VI COMANDO DI AMARE
VI Domenica di Pasqua:
Atti 10, 2548;
1Gv 4, 7-10;
Gv 15, 9-17
“Come il Padre ha amato me, anch’io ho amato voi”. La nostra presenza alla celebrazione
Eucaristica domenicale e prima ancora la nostra fede, più che una scelta nostra è il segno di
quell’amore di Dio che ci ha scelti e ci ha chiamati ad essere nel mondo testimoni della sua
presenza. “Non voi avete scelto me, ma io ho scelto voi e vi ho costituiti perché andiate e portiate
frutto” E’ la risposta generosa a questa chiamata che costituisce per noi motivo di salvezza.
Una storia d’amore che comincia dal cielo
C’è una storia d’amore che si riassume nelle frasi che aprono e chiudono il Vangelo di oggi: “Come
il Padre ha amato me, così anch’io ho amato voi. Rimanete nel mio amore…questo vi comando:
amatevi gli uni gli altri” C’è l’amore del Padre per il Figlio, quello del Figlio per i discepoli, quello
dei discepoli per i fratelli. Ora, questa realtà va considerata nel suo complesso, senza riduzioni
indebite. Può venir da dire, ad esempio, che l’essenziale è l’amore fraterno; e l’affermazione ha una
sua validità perché san Paolo scrive che l’amore del prossimo è pieno compimento della legge (cf
Rm 13, 8-10).
Tuttavia non si può avere una vera comprensione dell’amore del prossimo senza inserirlo nel
contesto più ampio dell’amore di Dio: è l’amore del Padre che mette in moto il dinamismo efficace
e ampio che tende a raggiungere tutti gli uomini. Come la sorgente sta all’origine del fiume, e come
la scintilla sta all’origine del fuoco. Comprendere questo mistero significa capire tutto il mistero
pasquale che di domenica in domenica stiamo celebrando: è l’amore del Padre la sorgiva da cui
scaturisce la nostra salvezza in Cristo Gesù , operante oggi nella Chiesa e che
scorrerà come fiumi di acqua viva nella Gerusalemme celeste.

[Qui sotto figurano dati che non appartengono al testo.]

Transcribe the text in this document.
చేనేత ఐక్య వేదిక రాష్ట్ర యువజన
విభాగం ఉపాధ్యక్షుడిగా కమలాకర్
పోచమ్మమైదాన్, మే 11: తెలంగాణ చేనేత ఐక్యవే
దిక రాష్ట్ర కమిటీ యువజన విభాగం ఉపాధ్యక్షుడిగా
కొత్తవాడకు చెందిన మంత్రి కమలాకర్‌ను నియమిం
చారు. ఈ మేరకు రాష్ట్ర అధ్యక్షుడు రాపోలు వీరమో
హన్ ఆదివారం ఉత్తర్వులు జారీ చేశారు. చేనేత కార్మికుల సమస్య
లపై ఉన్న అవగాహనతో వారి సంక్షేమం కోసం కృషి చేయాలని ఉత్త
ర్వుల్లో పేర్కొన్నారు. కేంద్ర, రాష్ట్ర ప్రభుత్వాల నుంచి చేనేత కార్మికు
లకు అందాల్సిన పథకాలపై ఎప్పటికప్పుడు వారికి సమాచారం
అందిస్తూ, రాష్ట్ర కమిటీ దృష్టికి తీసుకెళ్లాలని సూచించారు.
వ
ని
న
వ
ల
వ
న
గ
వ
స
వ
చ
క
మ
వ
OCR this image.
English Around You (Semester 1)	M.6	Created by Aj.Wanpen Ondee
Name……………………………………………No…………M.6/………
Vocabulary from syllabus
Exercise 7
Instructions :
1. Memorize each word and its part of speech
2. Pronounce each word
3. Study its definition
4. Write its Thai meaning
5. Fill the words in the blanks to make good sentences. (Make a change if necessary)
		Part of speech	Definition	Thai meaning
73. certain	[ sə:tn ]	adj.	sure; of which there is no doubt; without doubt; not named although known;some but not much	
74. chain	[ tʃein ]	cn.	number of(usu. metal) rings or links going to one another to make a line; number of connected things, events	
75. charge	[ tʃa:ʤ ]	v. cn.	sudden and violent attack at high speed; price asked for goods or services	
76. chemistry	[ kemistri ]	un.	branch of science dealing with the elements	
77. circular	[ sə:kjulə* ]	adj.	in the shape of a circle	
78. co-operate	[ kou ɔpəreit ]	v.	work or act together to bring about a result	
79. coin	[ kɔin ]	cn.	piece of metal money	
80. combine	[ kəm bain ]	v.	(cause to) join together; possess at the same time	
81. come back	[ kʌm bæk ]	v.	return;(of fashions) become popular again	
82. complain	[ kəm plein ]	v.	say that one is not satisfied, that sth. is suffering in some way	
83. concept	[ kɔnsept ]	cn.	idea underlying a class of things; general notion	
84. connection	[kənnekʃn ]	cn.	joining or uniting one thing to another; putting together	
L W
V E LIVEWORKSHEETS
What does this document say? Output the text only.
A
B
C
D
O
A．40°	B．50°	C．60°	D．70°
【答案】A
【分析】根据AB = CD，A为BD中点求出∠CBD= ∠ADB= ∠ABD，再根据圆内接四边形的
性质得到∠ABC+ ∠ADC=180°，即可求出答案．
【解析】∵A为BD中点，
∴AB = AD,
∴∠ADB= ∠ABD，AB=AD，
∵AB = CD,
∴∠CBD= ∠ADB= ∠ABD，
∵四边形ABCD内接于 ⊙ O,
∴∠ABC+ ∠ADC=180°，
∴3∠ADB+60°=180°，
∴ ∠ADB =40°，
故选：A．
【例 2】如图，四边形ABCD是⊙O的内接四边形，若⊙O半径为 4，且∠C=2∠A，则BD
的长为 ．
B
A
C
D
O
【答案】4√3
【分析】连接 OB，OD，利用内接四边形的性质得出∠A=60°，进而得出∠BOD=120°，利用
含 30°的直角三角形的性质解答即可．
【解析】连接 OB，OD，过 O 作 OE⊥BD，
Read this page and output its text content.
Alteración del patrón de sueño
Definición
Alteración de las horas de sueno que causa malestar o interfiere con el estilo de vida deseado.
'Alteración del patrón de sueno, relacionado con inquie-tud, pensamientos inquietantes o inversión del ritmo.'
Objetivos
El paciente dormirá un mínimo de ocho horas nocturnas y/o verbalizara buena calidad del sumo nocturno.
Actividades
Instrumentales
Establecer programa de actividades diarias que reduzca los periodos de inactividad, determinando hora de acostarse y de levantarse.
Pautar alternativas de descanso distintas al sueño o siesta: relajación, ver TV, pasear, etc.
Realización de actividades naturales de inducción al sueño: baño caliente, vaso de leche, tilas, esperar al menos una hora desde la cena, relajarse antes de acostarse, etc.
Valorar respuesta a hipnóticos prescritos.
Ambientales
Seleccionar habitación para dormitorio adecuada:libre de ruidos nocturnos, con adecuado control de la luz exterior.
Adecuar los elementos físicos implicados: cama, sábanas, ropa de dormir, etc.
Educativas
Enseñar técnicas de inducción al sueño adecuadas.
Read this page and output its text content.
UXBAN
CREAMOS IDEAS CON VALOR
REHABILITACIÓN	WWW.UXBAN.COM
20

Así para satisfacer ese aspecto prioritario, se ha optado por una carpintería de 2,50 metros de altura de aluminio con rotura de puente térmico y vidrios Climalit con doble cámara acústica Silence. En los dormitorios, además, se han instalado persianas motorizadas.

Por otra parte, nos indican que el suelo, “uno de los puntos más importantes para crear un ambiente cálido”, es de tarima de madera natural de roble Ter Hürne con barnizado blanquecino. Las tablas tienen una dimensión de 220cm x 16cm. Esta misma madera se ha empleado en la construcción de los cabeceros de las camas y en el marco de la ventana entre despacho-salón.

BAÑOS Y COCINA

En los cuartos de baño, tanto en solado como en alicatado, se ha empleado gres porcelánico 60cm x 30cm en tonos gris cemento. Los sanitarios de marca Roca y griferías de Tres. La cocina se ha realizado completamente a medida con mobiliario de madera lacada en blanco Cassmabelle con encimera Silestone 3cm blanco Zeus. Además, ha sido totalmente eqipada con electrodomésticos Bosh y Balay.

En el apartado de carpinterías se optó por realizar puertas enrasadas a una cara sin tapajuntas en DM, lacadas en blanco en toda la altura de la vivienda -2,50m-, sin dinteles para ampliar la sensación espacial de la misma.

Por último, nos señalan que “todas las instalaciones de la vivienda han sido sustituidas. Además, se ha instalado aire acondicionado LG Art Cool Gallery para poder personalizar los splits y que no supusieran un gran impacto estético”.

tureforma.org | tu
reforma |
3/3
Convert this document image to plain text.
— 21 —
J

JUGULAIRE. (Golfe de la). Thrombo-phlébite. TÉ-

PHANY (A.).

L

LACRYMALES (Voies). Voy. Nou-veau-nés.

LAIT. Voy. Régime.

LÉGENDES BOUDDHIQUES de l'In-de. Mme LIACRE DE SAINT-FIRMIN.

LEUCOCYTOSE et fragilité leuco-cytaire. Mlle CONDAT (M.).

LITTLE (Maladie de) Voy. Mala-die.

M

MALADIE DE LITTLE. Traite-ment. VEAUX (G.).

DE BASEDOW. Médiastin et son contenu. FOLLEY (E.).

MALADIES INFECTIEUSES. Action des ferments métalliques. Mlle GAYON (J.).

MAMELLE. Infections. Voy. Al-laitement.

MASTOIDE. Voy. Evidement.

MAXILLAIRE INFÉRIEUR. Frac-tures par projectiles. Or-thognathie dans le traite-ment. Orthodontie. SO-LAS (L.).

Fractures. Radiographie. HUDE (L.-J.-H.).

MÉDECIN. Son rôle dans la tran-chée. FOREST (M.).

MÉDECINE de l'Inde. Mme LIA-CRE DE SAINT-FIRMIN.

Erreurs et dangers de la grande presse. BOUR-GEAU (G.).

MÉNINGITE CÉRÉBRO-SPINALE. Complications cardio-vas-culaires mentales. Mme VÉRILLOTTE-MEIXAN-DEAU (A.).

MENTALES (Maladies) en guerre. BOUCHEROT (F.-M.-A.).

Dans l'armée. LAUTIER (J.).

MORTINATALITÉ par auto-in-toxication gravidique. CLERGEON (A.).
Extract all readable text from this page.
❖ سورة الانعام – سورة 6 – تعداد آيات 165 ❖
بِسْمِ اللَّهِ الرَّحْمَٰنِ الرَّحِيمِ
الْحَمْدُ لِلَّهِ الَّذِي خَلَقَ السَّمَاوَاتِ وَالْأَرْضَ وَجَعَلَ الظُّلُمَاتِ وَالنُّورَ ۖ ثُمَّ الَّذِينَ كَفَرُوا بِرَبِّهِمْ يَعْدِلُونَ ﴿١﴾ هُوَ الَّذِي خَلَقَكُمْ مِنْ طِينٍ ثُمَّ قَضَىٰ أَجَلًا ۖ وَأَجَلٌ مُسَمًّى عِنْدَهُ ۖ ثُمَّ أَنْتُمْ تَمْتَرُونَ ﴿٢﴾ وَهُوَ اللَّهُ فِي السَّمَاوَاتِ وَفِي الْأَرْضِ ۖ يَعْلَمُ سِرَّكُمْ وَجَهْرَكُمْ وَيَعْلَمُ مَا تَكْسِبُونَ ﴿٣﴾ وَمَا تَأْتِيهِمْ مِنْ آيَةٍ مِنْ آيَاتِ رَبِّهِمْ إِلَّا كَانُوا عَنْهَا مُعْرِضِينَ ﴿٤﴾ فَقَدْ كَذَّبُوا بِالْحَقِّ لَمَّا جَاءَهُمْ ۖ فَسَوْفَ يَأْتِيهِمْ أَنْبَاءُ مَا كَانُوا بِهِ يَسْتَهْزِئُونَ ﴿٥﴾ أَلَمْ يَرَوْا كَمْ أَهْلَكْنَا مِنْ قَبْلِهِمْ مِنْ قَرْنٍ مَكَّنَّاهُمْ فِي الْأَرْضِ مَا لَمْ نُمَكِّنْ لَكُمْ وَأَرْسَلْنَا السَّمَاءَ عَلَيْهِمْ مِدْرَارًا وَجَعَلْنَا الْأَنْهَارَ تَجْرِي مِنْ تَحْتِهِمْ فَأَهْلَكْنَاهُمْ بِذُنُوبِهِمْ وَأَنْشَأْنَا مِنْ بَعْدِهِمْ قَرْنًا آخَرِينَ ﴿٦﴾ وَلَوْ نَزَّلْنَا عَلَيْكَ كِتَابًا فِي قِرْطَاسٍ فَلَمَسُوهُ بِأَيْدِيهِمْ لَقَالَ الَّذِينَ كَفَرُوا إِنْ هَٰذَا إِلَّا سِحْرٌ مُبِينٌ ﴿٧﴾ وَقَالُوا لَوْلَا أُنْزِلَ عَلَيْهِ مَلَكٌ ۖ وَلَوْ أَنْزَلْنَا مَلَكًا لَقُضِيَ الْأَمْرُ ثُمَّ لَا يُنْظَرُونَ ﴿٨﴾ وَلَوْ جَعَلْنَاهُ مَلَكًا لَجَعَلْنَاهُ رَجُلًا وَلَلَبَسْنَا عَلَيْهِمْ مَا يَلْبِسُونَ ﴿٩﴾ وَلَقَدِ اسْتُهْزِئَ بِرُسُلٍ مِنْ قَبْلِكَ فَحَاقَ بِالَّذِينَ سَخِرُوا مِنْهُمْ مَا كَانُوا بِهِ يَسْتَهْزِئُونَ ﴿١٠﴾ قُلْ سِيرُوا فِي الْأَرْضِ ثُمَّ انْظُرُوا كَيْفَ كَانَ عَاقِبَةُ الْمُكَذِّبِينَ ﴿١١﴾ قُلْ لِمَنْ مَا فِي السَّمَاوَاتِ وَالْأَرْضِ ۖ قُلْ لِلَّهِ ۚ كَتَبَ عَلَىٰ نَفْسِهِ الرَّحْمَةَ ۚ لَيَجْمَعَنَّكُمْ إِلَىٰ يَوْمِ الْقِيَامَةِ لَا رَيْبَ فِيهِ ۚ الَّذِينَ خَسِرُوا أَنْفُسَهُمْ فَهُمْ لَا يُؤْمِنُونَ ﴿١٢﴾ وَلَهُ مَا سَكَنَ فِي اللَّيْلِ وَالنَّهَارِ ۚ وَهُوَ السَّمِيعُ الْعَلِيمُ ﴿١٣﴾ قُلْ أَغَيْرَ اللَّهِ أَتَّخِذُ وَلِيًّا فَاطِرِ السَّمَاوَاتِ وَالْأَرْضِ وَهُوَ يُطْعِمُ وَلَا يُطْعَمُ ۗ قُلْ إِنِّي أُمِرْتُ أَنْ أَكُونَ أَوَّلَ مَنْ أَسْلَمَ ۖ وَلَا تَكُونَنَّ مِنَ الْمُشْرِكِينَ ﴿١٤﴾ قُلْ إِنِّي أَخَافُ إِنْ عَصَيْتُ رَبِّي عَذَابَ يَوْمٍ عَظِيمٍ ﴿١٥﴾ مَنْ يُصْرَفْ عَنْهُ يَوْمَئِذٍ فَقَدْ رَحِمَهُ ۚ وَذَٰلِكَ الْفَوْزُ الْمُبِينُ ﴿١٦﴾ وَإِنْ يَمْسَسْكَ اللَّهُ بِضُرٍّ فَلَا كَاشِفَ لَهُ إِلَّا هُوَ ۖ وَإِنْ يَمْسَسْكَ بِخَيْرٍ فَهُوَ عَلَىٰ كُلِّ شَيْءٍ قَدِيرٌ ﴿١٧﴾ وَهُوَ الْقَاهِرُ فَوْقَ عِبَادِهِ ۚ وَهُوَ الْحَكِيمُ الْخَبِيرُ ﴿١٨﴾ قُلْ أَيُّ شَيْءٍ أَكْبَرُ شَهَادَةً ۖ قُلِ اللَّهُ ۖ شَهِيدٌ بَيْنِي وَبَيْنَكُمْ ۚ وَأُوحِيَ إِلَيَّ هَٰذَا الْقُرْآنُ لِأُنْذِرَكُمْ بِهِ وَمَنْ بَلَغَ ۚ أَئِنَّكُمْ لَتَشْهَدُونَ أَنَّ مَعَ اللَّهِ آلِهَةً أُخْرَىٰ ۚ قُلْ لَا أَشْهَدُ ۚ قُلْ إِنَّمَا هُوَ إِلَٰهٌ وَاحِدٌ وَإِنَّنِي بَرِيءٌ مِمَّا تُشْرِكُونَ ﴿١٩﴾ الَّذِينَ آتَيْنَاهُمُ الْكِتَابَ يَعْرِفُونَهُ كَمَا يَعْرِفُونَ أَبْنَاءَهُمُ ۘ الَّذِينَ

Prima di tutto lasciarsi amare
L’amore, dunque, scaturisce dal cuore del Padre, si rivolge innanzitutto al Figlio e da lui
raggiunge i discepoli: “Come il Padre ha amato me, anch’io ho amato voi”. E’ necessario notare
che il termine come indica in questo caso non solo somiglianza ma una vera causalità. Gesù ama i
suoi discepoli con un amore simile a quello che riceve dal Padre. Di più, li ama perché è stato amato
per primo dal Padre. Ancora: quando Gesù dilata l’amore aprendolo ai suoi discepoli, solo allora
egli rimane nell’amore del Padre; solo allora permette all’amore del Padre di scorrere come fiume
che semina vita e fecondità facendoci famiglia di Dio dove davvero ci si può amare come fratelli.
Infatti poi la stessa struttura si ripete a livello dei discepoli. Sono amati da Gesù con un
amore senza riserve e senza limiti. Infatti “nessuno ha un amore più grande di questo: donare la
vita per i propri amici” La pasqua di Gesù è il segno più evidente della serietà del suo amore.
Si tratta certo prima di tutto di lasciarsi amare, di rimanere nell’amore che riceviamo da Dio.
Ma lasciarsi amare significa lasciarsi trasformare dall’amore che si riceve, lasciarsi coinvolgere
nella sua logica. “In questo si è manifestato l’amore di Dio per noi: Dio ha mandato il suo
Unigenito Figlio nel mondo, perché noi avessimo la vita per lui”.
Il discepolo come il Maestro
Ci è comandato di amare come Gesù ha amato. E sappiamo che il comandamento suo non è
arbitrario: lui per primo ci dà l’esempio di una vita spesa nell’amore. Gesù ha lavorato, sofferto,
gioito, aiutato le persone, insegnato trasformando tutta la vita concreta in gesti di amore. Il comando
consiste solo nel dare noi stessi imitando la vita di Gesù nella nostra vita. Possiamo allora
comprendere le parole di Giovanni nella sua prima Lettera: “Carissimi, amiamoci gli uni gli altri,
perché l’amore è da Dio: chiunque ama è generato da Dio e conosce Dio. Chi non ama non ha
conosciuto Dio perché Dio è amore”. Si noti come il verbo amare è usato in assoluto: Chiunque
ama… Ama chi?...ama come me? Non viene detto: c’è un’unica forma di amore che sia degna di
questo termine viene da Dio e ha la forma del dono che desidera arricchire l’altro.